Neutral citation: [2022] KEELC 165 (KLR)

Republic of Kenya

In the Environment and Land Court at Homa Bay

Environment and Land Appeal 14 of 2022

GMA Ongondo, J

June 15, 2022

Between

Jack Omondi Obel

Appellant

and

Roselida Aoko Okiro

Respondent

Judgment

1. On 16th January 2019, the appellant, Jack Omondi Obel through M/S Nyauke & Company Advocates, filed a Memorandum of Appeal dated 14th January, 2019, being an appeal from the judgment delivered and decree passed by the Honourable J.S Wesonga, Senior Resident Magistrate in Oyugis PMCC No. 137 of 2012 on the 31st December, 2018.

2. The Appeal is anchored on six (6) grounds as set out on the face of the memorandum of appeal which include; that the honourable court erred in fact by failing to appreciate the fact that the underlying issue was a boundary dispute as opposed to mere declaration and protection of title. In that regard, the appellant urged the honourable court to allow the instant appeal and set aside the decision of the trial court. That the honourable court do issue orders directing the trial court to conduct a fresh trial and that costs be awarded to the appellant.

3. On 25th May, 2021, this court ordered and directed that the appeal be argued by way of written submissions.

4. Accordingly, Learned Counsel for the appellant filed submissions dated 29th April 2021 on even date. Counsel identified two (2) issues for determination, to wit, whether the appeal is meritorious and whether the appellant is deserving of the orders sought in its memorandum of appeal.

5. In discussing the issues, learned counsel submitted, inter alia, that the cause of action arose as a boundary dispute between land parcel numbers C.Karachuonyo/Kogwero Kawuor/368 (the suit land herein) and C.Karachuonyo/Kogwero Kowuor/362 (the other land). That the appellant erected a permanent house on the other land in 2011, his ancestral land. The respondent, however, accused the appellant of constructing the house on the suit land. That the honourable trial magistrate restricted her judgment to Sections 24, 25 and 26 of the Land Registration Act, 2016 (2012) and found in favour of the respondent herein.

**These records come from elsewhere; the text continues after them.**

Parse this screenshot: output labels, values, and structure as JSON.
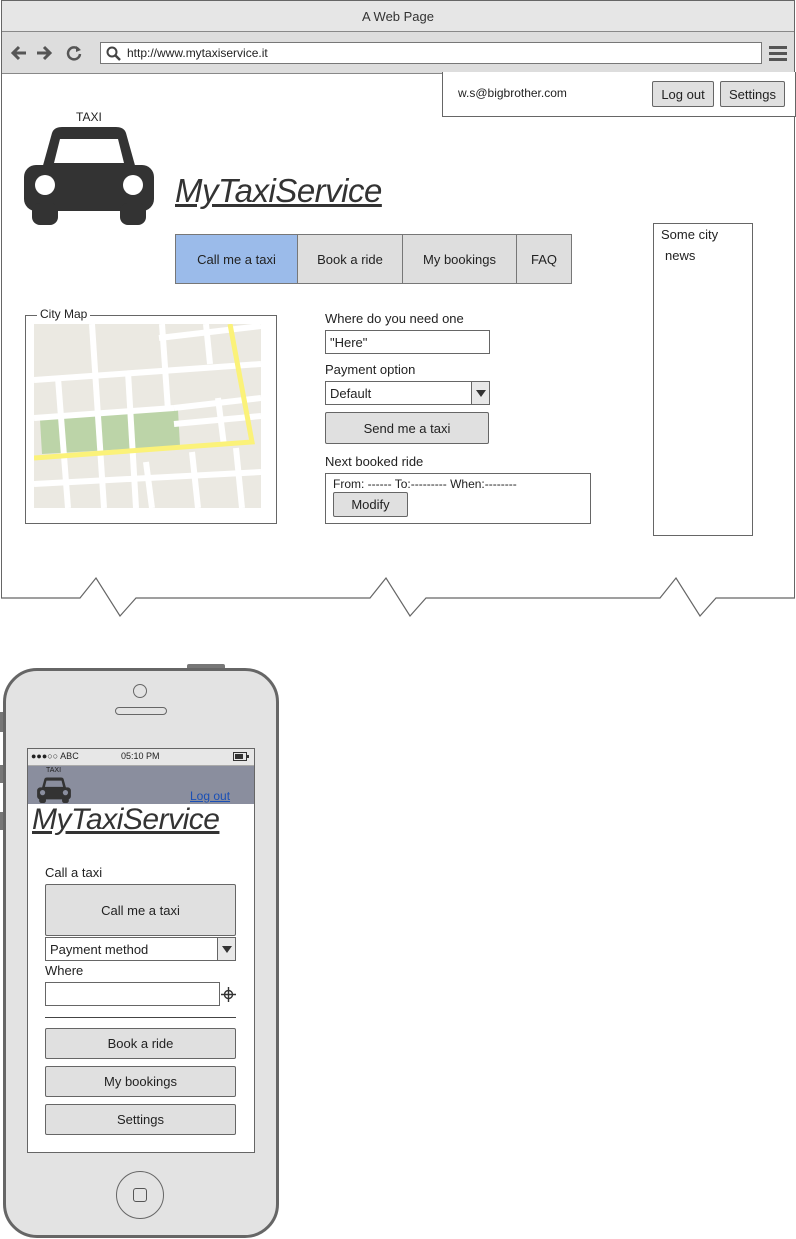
{
  "browser": {
    "title": "A Web Page",
    "url": "http://www.mytaxiservice.it"
  },
  "account": {
    "email": "w.s@bigbrother.com",
    "logout_label": "Log out",
    "settings_label": "Settings"
  },
  "logo": {
    "taxi_label": "TAXI",
    "brand": "MyTaxiService"
  },
  "nav": {
    "tabs": [
      {
        "label": "Call me a taxi",
        "active": true
      },
      {
        "label": "Book a ride",
        "active": false
      },
      {
        "label": "My bookings",
        "active": false
      },
      {
        "label": "FAQ",
        "active": false
      }
    ]
  },
  "map": {
    "title": "City Map"
  },
  "form": {
    "where_label": "Where do you need one",
    "where_value": "\"Here\"",
    "payment_label": "Payment option",
    "payment_value": "Default",
    "send_label": "Send me a taxi",
    "next_label": "Next booked ride",
    "next_details": "From: ------ To:--------- When:--------",
    "modify_label": "Modify"
  },
  "news": {
    "line1": "Some city",
    "line2": "news"
  },
  "colors": {
    "active_tab": "#9bbbea",
    "mobile_header": "#8a8e9e"
  },
  "mobile": {
    "status": {
      "carrier": "●●●○○ ABC",
      "time": "05:10 PM"
    },
    "taxi_label": "TAXI",
    "logout_label": "Log out",
    "brand": "MyTaxiService",
    "section_label": "Call a taxi",
    "call_label": "Call me a taxi",
    "payment_value": "Payment method",
    "where_label": "Where",
    "where_value": "",
    "book_label": "Book a ride",
    "bookings_label": "My bookings",
    "settings_label": "Settings"
  }
}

6. Learned counsel submitted that the learned trial magistrate ignored the fact that there were two contradictory surveyors’ reports. That the issue was a boundary dispute. Thus, the trial court was devoid of jurisdiction pursuant to Section 18(2) of the Land Registration Act (supra). Counsel cited Article 159 (2) of the Constitution of Kenya, 2010 in the submissions.

7. Originally, this appeal was lodged at Migori Environment and Land Court. On 14th February 2022, Kullow J sitting at Migori Environment and Land Court directed that the appeal be transferred to this court as the same emanates from Oyugis Senior Principal Magistrate Courts.

8. The respondent failed to file any submissions herein. So, the appeal is unchallenged.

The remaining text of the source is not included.